I soon realized that trying to reason with a twelve-foot gator was pointless and I was starting to wonder why and how he was able to talk, not mention the ability to hold a glass. “What is your name, sir?”

“I am the Reverend Isaac Chordata,” he said, “and don’t you damn misquote me, city boy, or you shall reap the scorching flames of hell-fire for all eternity.”

I was still having trouble understanding him. “What is your purpose in eating people? Do you feel that you will win over the masses?”

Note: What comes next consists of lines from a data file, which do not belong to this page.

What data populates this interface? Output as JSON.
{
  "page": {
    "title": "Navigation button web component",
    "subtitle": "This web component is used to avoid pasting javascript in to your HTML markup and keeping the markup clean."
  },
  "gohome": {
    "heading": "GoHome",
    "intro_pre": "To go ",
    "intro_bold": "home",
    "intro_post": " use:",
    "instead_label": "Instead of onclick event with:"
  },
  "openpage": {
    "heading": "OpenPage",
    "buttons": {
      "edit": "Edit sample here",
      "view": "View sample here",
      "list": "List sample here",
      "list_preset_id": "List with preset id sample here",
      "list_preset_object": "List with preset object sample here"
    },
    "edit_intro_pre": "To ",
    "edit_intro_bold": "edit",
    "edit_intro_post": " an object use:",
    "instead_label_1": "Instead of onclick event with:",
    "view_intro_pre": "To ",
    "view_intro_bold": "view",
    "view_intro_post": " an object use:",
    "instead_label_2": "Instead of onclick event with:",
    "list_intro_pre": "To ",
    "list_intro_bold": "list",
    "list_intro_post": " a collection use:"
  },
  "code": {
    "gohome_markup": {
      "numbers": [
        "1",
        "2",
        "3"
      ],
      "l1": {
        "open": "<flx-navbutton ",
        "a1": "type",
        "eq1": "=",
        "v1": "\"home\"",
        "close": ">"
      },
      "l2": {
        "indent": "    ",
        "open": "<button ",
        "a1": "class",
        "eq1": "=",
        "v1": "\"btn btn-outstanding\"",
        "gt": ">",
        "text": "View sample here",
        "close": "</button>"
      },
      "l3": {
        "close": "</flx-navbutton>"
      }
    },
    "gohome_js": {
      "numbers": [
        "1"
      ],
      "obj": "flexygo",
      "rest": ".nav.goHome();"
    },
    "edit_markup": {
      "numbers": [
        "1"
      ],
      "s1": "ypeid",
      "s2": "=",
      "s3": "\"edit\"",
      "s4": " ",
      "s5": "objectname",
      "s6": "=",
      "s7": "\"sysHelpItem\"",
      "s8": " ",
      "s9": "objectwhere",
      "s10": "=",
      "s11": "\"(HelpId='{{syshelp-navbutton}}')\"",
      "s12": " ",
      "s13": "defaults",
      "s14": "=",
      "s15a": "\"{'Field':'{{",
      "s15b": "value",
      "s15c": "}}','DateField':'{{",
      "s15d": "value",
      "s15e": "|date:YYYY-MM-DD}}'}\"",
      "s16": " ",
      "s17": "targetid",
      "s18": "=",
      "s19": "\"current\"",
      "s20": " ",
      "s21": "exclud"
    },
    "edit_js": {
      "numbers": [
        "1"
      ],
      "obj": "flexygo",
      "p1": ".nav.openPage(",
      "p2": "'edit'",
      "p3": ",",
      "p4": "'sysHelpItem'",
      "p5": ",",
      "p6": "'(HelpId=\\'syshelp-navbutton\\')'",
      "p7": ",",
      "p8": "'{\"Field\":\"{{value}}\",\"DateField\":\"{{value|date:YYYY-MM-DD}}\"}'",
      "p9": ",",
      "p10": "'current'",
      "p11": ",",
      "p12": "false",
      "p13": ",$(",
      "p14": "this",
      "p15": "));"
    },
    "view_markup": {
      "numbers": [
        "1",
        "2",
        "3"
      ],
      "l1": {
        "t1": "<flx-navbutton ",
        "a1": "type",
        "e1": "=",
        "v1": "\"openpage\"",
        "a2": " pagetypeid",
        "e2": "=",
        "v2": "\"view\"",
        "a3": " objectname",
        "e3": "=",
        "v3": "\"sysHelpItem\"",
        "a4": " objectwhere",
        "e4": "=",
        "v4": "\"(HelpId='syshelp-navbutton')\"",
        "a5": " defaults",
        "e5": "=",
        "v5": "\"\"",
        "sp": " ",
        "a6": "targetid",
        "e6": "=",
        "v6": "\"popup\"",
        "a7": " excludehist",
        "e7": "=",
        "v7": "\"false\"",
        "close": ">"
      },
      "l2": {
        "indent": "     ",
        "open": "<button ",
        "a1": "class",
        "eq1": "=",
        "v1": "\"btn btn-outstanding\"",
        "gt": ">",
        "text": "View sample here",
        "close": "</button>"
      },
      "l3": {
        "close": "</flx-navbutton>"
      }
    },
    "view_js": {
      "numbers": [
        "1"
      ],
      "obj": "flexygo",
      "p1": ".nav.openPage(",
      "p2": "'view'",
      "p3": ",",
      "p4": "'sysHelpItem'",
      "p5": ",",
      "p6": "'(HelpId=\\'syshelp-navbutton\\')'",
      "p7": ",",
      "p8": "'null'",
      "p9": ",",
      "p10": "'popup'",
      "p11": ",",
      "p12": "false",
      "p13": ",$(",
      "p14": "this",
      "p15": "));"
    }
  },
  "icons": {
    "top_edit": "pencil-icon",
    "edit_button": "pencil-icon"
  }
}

“We don’t eat to win people over, idiot. It’s to harden people’s hearts. Make them hate. Make them hate God even more than they already do. Our goal is to preach the Word of God to this crooked and perverse generation. By our Teeth, some will repent. By our Teeth, some will be condemned. Whether they hear, or whether they forbear, they will know a prophet has been among them. Our goal is to glorify God by declaring His whole counsel to everyone. We hope that by our eating, some will be saved.”

His speech was beginning to sound like the rhetoric he was so eager to earlier denounce. “So, by eating people, you are saving them? So, we must pray for their cursed souls, I suppose.”

His voice began to rise, but his cool, Southern demeanor remained unchanged. “America is doomed and cursed by God irreversibly; America is doomed and cursed by God irreversibly,” slurping the remainder of his lemonade. “Now if you would please excuse me, I am getting cold and need to sun my self. Good day, sir.”

“Is that fresh squeezed?”

“I said, ‘good day, sir’!” he screamed, followed by a series of strange alligator moans that I’ve never heard before.


On my trip back home as I kept running the interview in my mind, I prayed for the poor souls that were taken… and how the hell could he hold a glass without any thumbs? That’s really fucked up.

This is Chester Ringfield signing off from Swampwater, Florida.